Dentre os planos mais afastados das rotas padrão, aquele que abriga a Constelação do Sabre é um dos mais desenvolvidos. Desprovido de magia, é um lugar de ciência e tecnologia avançadíssimos, capazes de replicar feitos que só seriam possíveis para os magos mais poderosos, e até de cruzar as estrelas. Suas guerras são travadas por máquinas de combate bípedes tripuladas, mais conhecidas como mechas ou, no jargão local, Hussardos. Em suma, robôs gigantes.
O principal ponto de acesso desse plano é a Constelação do Sabre, uma coalizão de 19 mundos que está em guerra contra um povo violento e desumano: os Proscritos. Ambos lutam com robôs, e enquanto os mechas do Sabre seguem o padrão humanoide, os invasores têm uma miríade de formas e habilidades, quase sempre monstruosos. E foi um desses que os clérigos invocaram.
O comportamento proscrito, dominador e brutal, conquistou rapidamente os clérigos de Keenn, que o veem como uma espécie de enviado, e seu robô como uma benção divina. O grupo passou a aterrorizar comunidades próximas, cometendo atrocidades raramente vistas no Reinado. Pior, os heróis locais simplesmente não tem recursos contra um oponente desse porte.

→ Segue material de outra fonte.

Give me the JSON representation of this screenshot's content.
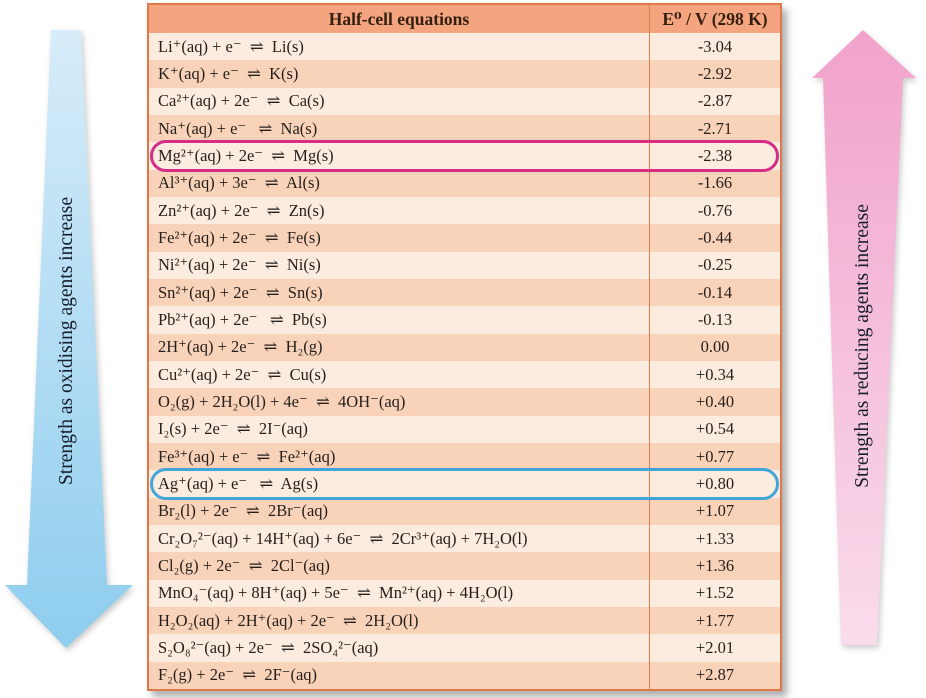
{
  "arrows": {
    "left_label": "Strength as oxidising agents increase",
    "right_label": "Strength as reducing agents increase"
  },
  "table": {
    "header": {
      "equations": "Half-cell equations",
      "potential": "E⁰ / V (298 K)"
    },
    "rows": [
      {
        "equation": "Li⁺(aq) + e⁻  ⇌  Li(s)",
        "potential": "-3.04",
        "highlight": null
      },
      {
        "equation": "K⁺(aq) + e⁻  ⇌  K(s)",
        "potential": "-2.92",
        "highlight": null
      },
      {
        "equation": "Ca²⁺(aq) + 2e⁻  ⇌  Ca(s)",
        "potential": "-2.87",
        "highlight": null
      },
      {
        "equation": "Na⁺(aq) + e⁻   ⇌  Na(s)",
        "potential": "-2.71",
        "highlight": null
      },
      {
        "equation": "Mg²⁺(aq) + 2e⁻  ⇌  Mg(s)",
        "potential": "-2.38",
        "highlight": "magenta"
      },
      {
        "equation": "Al³⁺(aq) + 3e⁻  ⇌  Al(s)",
        "potential": "-1.66",
        "highlight": null
      },
      {
        "equation": "Zn²⁺(aq) + 2e⁻  ⇌  Zn(s)",
        "potential": "-0.76",
        "highlight": null
      },
      {
        "equation": "Fe²⁺(aq) + 2e⁻  ⇌  Fe(s)",
        "potential": "-0.44",
        "highlight": null
      },
      {
        "equation": "Ni²⁺(aq) + 2e⁻  ⇌  Ni(s)",
        "potential": "-0.25",
        "highlight": null
      },
      {
        "equation": "Sn²⁺(aq) + 2e⁻  ⇌  Sn(s)",
        "potential": "-0.14",
        "highlight": null
      },
      {
        "equation": "Pb²⁺(aq) + 2e⁻   ⇌  Pb(s)",
        "potential": "-0.13",
        "highlight": null
      },
      {
        "equation": "2H⁺(aq) + 2e⁻  ⇌  H₂(g)",
        "potential": "0.00",
        "highlight": null
      },
      {
        "equation": "Cu²⁺(aq) + 2e⁻  ⇌  Cu(s)",
        "potential": "+0.34",
        "highlight": null
      },
      {
        "equation": "O₂(g) + 2H₂O(l) + 4e⁻  ⇌  4OH⁻(aq)",
        "potential": "+0.40",
        "highlight": null
      },
      {
        "equation": "I₂(s) + 2e⁻  ⇌  2I⁻(aq)",
        "potential": "+0.54",
        "highlight": null
      },
      {
        "equation": "Fe³⁺(aq) + e⁻  ⇌  Fe²⁺(aq)",
        "potential": "+0.77",
        "highlight": null
      },
      {
        "equation": "Ag⁺(aq) + e⁻   ⇌  Ag(s)",
        "potential": "+0.80",
        "highlight": "blue"
      },
      {
        "equation": "Br₂(l) + 2e⁻  ⇌  2Br⁻(aq)",
        "potential": "+1.07",
        "highlight": null
      },
      {
        "equation": "Cr₂O₇²⁻(aq) + 14H⁺(aq) + 6e⁻  ⇌  2Cr³⁺(aq) + 7H₂O(l)",
        "potential": "+1.33",
        "highlight": null
      },
      {
        "equation": "Cl₂(g) + 2e⁻  ⇌  2Cl⁻(aq)",
        "potential": "+1.36",
        "highlight": null
      },
      {
        "equation": "MnO₄⁻(aq) + 8H⁺(aq) + 5e⁻  ⇌  Mn²⁺(aq) + 4H₂O(l)",
        "potential": "+1.52",
        "highlight": null
      },
      {
        "equation": "H₂O₂(aq) + 2H⁺(aq) + 2e⁻  ⇌  2H₂O(l)",
        "potential": "+1.77",
        "highlight": null
      },
      {
        "equation": "S₂O₈²⁻(aq) + 2e⁻  ⇌  2SO₄²⁻(aq)",
        "potential": "+2.01",
        "highlight": null
      },
      {
        "equation": "F₂(g) + 2e⁻  ⇌  2F⁻(aq)",
        "potential": "+2.87",
        "highlight": null
      }
    ]
  },
  "colors": {
    "header_bg": "#f4a47f",
    "header_text": "#33200f",
    "text": "#241f1b",
    "row_light": "#fcebdf",
    "row_dark": "#f9d2ba",
    "table_border": "#e0794a",
    "column_divider": "#dd8049",
    "highlight_magenta": "#d62d87",
    "highlight_blue": "#41a5d9",
    "arrow_blue_top": "#d7ecf9",
    "arrow_blue_bottom": "#8ecdee",
    "arrow_pink_top": "#f1a2cb",
    "arrow_pink_bottom": "#f9dceb",
    "arrow_label_text": "#161e2c"
  }
}
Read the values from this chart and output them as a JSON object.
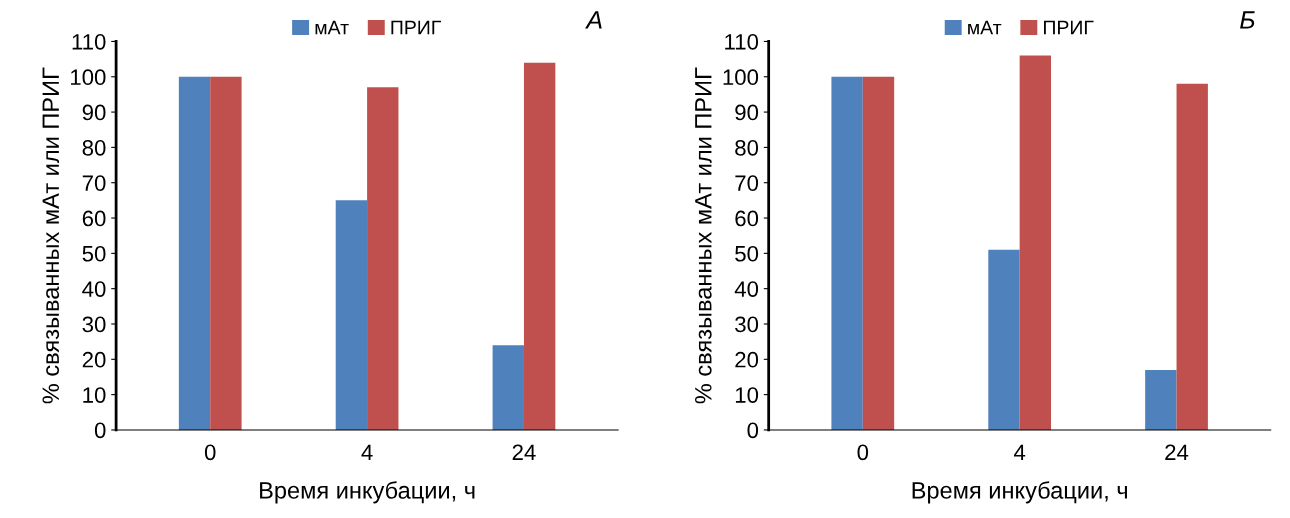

Pedimos a todos os capazes que ajudem a livrar o Reinado desse mal.
Criatura Misteriosa Salva Trabalhadores (Brigada Ligeira Estelar)
Um dos locais mais impiedosos da Constelação do Sabre é Moretz, um planeta repleto de recursos naturais, mas completamente tomado por fungos tóxicos, onde só é possível viver em cidades voadoras e nas mais altas montanhas. O trabalho na superfície é feito de dentro de robôs gigantes, para evitar contaminação, mas a baixa qualidade das máquinas locais faz com que os trabalhadores morram infectados aos poucos. A vida é amarga e curta.
Além disso, o mundo é assolado por piratas aéreos e guildas corruptas. E o pior: as mesmas guildas que exploram a população são necessárias para manter a estrutura do planeta funcionando, mesmo que precariamente. A única maneira de mudar esse quadro é fazer o impossível: eliminar os fungos que infestam o planeta. E uma pista nessa direção pode ter sido encontrada.
Semanas atrás, um grupo trabalhando na superfície estava sob ataque pesado de jagunços, que queriam expulsá-los do território. Eles fugiram, mas avariados e isolados, havia pouca esperança de sobrevivência. Porém, o destino tinha outros planos.
Subitamente, uma criatura de proporções titânicas surgiu de dentro da floresta, apenas com sua bocarra imensa e desdentada visível, e engoliu o grupo. Após passar por parte do trato digestivo da criatura, eles acabaram em uma câmara de pele fina, translúcida, de onde era possível avistar o exterior. E a maior surpresa viria a seguir, pois os sensores dos robôs indicavam que o ar no estômago da criatura era puro, sem contaminação!
Apesar da hesitação inicial, eles puderam consertar seus mechas como possível antes de serem expelidos ilesos do estranho monstro, e assim voltaram para casa. Muitos descartam o caso como história de pescador, ou mesmo alucinação causada pelos fungos, mas outros acham que não é sábio subestimar uma possível pista para a purificação do planeta, mesmo que seja pequena.
A região onde teria ocorrido o encontro é inexplorada, e pode ser habitada por criaturas tão grandes quanto a encontrada, geralmente não tão dóceis. A Brigada Ligeira Estelar enviou um grupo para investigar, e as guildas locais certamente não ficarão quietas em relação a isso. Encontrar o monstro e protegê-lo de agressores (ou matá-lo) certamente não será fácil, e uma batalha de grandes proporções pode estar se aproximando.